Baseball is life: the center of the field

Cincinnatians of a certain age grew up associating baseball with the center of the city. For those of us who tore up Post-Suburbia and Post-Multiuse Stadium, it was a live baseball game from downtown. They had to drive on the freeway. You had to take care of the parking. There were one-way streets and people in business suits.

Even now, taking part in a ball game is a whole lot. As a bare minimum, you tell a stranger on your cell phone to drop you off at the gate. Rare is the Cincinnatian who can look up from dinner and randomly decide to wander to the ballpark.

Crosley Field was a neighborhood park that sealed its doom; The central location of this new riverfront stadium eliminated the narrow-minded nature of the way Cincinnati played its baseball. It definitely linked the East Side and the West; Although the stadium was west of the dividing line (Vine Street, also the whole thing, also in the city center), we presented a closed front here.

The fact that the Great American Ball Park was placed in virtually the same location, albeit at an artistic angle, cements the unspoken correspondence that we play baseball in this center town. None of that keeps the stadium way out of the area code because that’s where the tax credits are.

GPSs understand that. You can see how the rest of the world views us geographically if you zoom out far enough. If you select the city as if you were simply sighting it from, say, North Dakota, the pin will fall in the general downtown area. The stadium.

Bare latitudes and longitudes obscure neighborhoods, and so too, where everyone measures who measures: Cincinnati is 482 feet above sea level. Yes, but which part? Because if you measure on the river bank where the Anderson Ferry docks, it is different than on the upper reaches of Clifton. And that’s the kind of city where you say a lot about yourself.

Because of this, of the large number of moves I’ve done, by far the scariest has been the youngest. Understanding strangers, I took my coffee cup and set it back two inches to the right. It’s 8.7 miles. It shouldn’t matter, especially with the zip code meander I’ve already done. In my life I have performed the following movements:

  • Ohio to Florida, alone, I didn’t know anyone on the other end except the guy who interviewed me and the other guy who showed me where the staff lounge was
  • DC area to Oklahoma, with my husband, in a house shared with two complete strangers, no basement, and those disgusting sheets are waiting on the bed that I balled up and put in a closet
  • Alabama to Myrtle Beach, with my husband again, going from a three-bedroom house to a one-bedroom apartment, just knowing each other again, even though the rental agency guy seemed to be partying

But this time I went from Delhi to Mt. Adams. In other words, the moving van drove past the stadium.
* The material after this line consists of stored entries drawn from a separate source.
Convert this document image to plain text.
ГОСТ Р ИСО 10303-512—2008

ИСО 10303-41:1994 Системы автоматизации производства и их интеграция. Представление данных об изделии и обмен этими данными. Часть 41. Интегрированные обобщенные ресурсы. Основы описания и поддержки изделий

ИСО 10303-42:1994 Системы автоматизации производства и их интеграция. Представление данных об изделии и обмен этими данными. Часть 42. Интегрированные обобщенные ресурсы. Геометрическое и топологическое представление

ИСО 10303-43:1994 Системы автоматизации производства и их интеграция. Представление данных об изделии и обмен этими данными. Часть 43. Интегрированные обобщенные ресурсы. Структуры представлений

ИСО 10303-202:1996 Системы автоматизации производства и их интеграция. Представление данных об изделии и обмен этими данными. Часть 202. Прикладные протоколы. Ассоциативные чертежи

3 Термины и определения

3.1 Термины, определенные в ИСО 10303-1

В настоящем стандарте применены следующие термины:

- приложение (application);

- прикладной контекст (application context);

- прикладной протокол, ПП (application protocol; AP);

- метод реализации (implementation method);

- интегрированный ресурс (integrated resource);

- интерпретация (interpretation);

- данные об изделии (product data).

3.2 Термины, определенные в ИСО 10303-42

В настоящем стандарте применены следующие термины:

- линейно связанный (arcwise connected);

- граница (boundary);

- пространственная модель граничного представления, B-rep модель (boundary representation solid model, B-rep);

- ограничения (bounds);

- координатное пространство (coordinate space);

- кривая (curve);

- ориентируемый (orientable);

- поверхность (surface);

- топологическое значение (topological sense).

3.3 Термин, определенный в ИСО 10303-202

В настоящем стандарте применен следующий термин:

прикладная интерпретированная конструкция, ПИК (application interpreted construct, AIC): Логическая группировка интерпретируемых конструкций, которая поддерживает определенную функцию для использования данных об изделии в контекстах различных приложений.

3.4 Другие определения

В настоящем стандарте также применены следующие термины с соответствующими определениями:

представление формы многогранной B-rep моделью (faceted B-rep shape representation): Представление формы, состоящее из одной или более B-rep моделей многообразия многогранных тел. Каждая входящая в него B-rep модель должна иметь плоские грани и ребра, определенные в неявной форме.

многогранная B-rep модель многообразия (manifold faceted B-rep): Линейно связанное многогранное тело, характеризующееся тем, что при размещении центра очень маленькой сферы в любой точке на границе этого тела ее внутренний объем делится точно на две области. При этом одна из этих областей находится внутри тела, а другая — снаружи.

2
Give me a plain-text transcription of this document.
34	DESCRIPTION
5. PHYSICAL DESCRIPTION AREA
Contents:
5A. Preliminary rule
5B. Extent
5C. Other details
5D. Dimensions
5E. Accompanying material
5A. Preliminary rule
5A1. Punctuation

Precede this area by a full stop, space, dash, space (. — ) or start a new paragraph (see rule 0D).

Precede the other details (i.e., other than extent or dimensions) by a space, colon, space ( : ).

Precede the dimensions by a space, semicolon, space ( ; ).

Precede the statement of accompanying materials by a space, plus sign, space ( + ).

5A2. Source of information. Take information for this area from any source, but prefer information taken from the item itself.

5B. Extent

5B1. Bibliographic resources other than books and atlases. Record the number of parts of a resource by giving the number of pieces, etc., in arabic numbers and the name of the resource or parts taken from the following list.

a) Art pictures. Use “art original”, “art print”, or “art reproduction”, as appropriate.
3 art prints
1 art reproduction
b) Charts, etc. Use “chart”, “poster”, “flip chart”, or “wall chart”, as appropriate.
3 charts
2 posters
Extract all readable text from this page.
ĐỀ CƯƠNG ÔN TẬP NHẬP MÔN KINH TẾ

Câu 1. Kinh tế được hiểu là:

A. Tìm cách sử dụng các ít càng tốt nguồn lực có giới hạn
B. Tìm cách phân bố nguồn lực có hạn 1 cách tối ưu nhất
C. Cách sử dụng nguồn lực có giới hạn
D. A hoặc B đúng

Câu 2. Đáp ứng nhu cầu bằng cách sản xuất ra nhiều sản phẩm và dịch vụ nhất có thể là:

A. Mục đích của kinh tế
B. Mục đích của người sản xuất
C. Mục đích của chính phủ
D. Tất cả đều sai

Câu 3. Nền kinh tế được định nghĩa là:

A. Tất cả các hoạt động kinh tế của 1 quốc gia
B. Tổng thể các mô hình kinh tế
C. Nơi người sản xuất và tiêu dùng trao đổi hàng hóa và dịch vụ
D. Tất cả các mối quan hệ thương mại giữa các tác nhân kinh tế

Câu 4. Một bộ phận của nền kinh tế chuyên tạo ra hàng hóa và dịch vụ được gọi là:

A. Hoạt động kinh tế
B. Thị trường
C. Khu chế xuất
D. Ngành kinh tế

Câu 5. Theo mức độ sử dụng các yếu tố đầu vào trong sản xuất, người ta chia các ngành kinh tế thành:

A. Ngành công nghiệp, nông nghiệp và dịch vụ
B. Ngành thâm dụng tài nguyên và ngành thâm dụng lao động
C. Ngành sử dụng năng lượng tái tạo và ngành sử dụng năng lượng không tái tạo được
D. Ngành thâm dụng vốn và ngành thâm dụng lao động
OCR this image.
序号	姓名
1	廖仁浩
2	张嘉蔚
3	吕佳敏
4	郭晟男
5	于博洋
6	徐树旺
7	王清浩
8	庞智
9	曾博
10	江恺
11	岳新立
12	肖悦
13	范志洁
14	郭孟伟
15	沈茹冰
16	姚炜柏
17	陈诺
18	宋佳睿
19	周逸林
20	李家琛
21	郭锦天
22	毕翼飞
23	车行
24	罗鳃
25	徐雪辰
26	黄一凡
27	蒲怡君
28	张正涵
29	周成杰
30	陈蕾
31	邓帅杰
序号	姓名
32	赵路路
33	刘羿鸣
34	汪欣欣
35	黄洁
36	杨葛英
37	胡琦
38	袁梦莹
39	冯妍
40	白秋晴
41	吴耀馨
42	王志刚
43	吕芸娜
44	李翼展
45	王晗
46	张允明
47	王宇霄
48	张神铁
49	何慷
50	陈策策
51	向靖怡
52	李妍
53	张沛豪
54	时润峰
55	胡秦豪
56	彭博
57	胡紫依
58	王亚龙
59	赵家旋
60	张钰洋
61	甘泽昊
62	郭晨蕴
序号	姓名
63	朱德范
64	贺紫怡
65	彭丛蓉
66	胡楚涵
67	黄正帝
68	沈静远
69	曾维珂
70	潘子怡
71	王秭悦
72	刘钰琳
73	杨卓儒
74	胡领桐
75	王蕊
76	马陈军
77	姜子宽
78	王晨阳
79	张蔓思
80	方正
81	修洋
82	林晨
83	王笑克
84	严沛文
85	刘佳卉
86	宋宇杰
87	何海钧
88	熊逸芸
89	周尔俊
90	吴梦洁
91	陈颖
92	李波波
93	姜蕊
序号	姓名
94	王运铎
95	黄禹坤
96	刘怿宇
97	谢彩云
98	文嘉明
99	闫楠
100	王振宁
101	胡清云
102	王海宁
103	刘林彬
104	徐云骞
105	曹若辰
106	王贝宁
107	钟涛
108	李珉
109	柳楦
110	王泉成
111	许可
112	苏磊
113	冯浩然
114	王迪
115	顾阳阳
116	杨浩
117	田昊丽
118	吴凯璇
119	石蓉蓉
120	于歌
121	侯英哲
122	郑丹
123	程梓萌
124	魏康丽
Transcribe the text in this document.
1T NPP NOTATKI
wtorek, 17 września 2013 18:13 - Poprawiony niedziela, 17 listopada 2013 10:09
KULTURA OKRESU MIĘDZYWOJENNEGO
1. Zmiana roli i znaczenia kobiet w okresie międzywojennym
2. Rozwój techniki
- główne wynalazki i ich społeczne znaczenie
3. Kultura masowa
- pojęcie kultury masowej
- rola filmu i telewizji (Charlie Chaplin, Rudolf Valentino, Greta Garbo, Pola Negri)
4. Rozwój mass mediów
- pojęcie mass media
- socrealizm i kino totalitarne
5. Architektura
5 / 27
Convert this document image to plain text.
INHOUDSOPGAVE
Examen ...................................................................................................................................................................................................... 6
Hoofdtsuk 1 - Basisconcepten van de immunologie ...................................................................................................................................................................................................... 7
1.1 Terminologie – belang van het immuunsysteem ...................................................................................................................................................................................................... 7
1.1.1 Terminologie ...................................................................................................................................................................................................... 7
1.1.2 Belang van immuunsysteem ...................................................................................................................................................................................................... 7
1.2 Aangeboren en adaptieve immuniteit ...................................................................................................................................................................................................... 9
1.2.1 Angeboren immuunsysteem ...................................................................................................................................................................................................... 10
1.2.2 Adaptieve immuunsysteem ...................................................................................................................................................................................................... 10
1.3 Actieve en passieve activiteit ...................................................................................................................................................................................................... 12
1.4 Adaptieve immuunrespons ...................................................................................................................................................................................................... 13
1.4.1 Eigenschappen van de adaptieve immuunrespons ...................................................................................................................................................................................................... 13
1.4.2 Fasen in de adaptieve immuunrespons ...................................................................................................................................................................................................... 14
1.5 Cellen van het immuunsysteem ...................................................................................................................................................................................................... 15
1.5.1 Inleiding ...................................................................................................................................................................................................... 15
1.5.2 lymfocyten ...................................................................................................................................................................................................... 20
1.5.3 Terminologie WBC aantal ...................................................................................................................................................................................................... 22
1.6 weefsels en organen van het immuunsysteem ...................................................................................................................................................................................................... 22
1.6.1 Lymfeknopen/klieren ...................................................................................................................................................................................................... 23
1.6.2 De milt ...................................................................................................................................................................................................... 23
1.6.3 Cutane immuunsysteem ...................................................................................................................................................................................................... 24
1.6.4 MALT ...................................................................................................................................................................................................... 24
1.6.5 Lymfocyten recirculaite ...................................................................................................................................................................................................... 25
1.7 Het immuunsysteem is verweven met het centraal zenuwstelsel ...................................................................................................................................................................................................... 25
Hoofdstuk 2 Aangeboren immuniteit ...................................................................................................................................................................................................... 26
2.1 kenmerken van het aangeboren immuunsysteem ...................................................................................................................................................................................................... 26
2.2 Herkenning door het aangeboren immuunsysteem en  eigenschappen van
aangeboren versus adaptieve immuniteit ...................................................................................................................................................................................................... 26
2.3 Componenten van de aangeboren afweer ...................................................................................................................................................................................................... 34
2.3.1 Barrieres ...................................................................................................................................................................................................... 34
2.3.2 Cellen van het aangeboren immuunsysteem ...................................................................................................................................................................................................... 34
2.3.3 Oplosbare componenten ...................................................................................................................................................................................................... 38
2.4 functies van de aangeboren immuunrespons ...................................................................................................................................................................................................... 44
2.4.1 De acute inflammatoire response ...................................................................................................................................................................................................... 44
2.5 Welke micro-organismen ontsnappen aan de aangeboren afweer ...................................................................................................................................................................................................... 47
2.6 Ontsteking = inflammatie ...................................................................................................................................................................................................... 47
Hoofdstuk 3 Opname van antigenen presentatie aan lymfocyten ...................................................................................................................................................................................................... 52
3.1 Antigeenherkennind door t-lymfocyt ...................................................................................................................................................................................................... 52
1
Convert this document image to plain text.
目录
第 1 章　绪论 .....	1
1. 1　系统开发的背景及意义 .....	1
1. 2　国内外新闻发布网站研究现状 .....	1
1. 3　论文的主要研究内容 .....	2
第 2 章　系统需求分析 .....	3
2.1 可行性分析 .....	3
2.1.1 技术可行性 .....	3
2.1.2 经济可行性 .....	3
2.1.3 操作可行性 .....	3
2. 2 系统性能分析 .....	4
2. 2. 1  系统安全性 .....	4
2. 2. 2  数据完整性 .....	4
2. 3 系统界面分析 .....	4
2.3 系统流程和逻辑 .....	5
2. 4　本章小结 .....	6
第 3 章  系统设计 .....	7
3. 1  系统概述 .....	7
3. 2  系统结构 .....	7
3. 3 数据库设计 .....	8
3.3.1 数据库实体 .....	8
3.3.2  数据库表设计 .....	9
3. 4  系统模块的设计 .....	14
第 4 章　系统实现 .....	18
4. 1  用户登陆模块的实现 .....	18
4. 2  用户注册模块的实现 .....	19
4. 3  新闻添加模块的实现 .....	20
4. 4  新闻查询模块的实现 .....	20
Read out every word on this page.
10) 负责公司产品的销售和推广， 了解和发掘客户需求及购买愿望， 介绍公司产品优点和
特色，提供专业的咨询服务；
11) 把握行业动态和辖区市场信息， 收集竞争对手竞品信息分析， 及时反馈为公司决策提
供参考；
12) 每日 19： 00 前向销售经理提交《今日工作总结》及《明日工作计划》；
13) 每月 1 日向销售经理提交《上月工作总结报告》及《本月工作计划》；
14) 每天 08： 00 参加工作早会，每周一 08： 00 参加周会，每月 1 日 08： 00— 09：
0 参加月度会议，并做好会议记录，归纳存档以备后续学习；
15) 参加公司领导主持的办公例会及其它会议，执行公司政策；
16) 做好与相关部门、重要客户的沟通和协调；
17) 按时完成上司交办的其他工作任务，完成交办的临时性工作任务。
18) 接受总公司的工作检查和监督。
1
When I passed this message on to my sister and her husband, they received it with all the equanimity of two people who, for the past six years alone, had watched us haul our things to four different addresses.

“It’s the East Side,” I said when we were standing in her fixed West Side kitchen.

“Not really,” said my brother-in-law. “Mt. Adams is the demilitarized zone. “

I’m not sure. The day we got our place in Mt. Adams, we saw a woman driving an Audi and a guy carrying a small dog in a front-facing backpack, both activities that might not be shot on the West Side but definitely downgraded from working on the beer stall at the community festival.

I’ve lived everywhere except the East Side; a whole thing. Consider:

DAY WE PURCHASED THE HOUSE WE LEAVING: appeared in a dress to look nice for the six figure debt; Broker gave us a wooden sign with our names on it; festive lunch in a chain restaurant at moderate prices

DAY WE SOLD THE HOUSE WE LEAVING: sobbed in the Kenwood McDonald’s drive-thru line at 10:18 pm, fingernails torn from all the packing and box lifting, and my husband decided that McNuggets in my pie hole was the best way to stop the crying

But I’m going to tell you a story Jimmy Buffett told me (and 20,499 other people and Marty Brennaman and everyone else who watched the Riverbend concert livestream last week): His inspiration for the first line of the iconic “Fins” came partly from scenes at the Mt. Adams Bar Cluster, partly from a stay in Daytona Beach. Land sharks on the river. Land sharks by the sea. No matter where you go, certain elements follow. He went and took the poetry with him. When she came down from Cincinnati, she came from Mt. Adams.

Now I’ve also lived in Daytona Beach, which is much more shark than anywhere in this city. But as for the song, as far as the rest of the world knows, starts in this town. The whole city, the center of the pin in the center pin where you can see the ballpark.